Todo lo que recuerdo de aquella tarde está envuelto en algodón, en esa ternura blanda con la que se revisten los sueños cuando están a punto de cumplirse, en esa luz del día que llama a la puerta de la noche tiñéndolo todo de misterio.
Brillabas sobre el fondo del bulevar, con la estrella de tus brazos recién abierta para mí. Me hubiese quedado allí dentro, en el calor de tu abrazo, mientras se derretía la distancia a la que el azar nos había separado; pero tuve que deshacer mis últimos dos pasos pequeños para ponerme a la altura de tus ojos y no parecer otro loco de tantos que andan sueltos.
Cuando tu cuerpo chocó contra el mío, cuando el espacio se curvó en un ocho y todos los sentidos se redujeron a uno, cuando el universo alcanzó tu temperatura y tomó la forma de tu cuerpo, tuve miedo de que te esfumaras en el aire y te me escaparas por entre los dedos.
Yo sólo fui impaciencia, sólo fui el envase de mi emoción contenida, porque necesitaba creer que, al menos una vez, podía vencer contigo la fuerza centrífuga de la vida. Para ir recogiendo los cabos sueltos, para aspirar el cariño de los círculos abiertos, para no dejar otra conversación interrumpida.

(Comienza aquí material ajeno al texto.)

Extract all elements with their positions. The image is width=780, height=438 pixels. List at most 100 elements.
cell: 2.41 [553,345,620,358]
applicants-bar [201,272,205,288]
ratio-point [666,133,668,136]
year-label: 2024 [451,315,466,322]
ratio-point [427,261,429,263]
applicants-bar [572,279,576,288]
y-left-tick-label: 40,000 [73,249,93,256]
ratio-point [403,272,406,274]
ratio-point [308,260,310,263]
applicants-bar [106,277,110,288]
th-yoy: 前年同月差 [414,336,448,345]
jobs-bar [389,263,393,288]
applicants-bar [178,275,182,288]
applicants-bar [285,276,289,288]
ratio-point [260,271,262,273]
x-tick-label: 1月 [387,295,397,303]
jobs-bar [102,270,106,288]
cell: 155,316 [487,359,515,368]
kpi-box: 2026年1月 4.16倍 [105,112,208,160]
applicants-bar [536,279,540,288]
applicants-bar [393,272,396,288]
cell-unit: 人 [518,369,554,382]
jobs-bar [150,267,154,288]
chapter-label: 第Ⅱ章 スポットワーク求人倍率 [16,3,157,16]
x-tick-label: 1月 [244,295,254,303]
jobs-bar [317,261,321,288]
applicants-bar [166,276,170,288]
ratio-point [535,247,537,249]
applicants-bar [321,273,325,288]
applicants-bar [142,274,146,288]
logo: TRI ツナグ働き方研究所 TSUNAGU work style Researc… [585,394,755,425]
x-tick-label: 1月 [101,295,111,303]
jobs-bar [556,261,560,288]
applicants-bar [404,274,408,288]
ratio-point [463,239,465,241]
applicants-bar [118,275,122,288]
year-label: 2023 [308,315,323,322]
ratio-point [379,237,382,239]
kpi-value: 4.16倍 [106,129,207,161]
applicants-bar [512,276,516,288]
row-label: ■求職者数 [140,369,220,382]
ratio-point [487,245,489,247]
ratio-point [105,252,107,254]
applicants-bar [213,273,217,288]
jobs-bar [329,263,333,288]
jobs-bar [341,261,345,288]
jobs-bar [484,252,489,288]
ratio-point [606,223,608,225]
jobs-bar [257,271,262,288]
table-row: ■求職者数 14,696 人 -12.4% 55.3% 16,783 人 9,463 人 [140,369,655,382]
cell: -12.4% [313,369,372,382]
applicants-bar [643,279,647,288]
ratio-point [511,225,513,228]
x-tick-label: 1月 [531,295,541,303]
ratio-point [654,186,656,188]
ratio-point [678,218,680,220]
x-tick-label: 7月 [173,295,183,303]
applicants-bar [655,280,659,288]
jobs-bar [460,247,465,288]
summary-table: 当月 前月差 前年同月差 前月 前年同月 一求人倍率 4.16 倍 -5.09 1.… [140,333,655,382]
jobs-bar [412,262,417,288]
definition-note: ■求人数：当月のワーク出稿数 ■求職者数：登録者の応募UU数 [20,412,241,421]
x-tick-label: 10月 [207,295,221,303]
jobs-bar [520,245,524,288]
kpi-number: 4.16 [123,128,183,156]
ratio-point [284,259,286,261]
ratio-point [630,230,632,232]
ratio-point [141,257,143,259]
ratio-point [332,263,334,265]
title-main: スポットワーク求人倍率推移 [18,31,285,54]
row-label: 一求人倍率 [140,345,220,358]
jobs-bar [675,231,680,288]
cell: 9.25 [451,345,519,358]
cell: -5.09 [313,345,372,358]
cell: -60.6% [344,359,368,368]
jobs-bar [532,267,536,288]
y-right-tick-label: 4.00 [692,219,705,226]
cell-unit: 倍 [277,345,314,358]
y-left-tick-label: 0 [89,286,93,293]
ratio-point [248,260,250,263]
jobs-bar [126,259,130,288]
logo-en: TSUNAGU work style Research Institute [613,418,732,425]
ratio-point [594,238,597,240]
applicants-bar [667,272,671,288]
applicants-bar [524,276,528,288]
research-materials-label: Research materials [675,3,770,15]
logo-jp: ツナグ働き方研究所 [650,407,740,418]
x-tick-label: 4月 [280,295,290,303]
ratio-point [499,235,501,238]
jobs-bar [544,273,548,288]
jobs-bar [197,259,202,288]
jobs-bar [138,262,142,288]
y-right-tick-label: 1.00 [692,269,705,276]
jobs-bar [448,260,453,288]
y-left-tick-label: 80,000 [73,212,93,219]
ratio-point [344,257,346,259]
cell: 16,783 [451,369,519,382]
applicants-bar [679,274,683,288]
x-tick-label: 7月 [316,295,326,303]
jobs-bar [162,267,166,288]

No sabes cuánto te agradezco que estuvieras allí, siendo como eras siempre, disolviendo todo el tiempo que estuve sin verte para que pareciese ayer la última vez que te vi. Comprendo que estoy en deuda contigo, que te debo un sueño.
Porque, ahora, ya soy capaz de imaginar cuando, quizá en esta misma mesa de bar en la que te escribo, cualquier día de estos, el azar permita que se vuelvan a encontrar mis manos torpes para teclear, con tus dedos finos de guitarrista.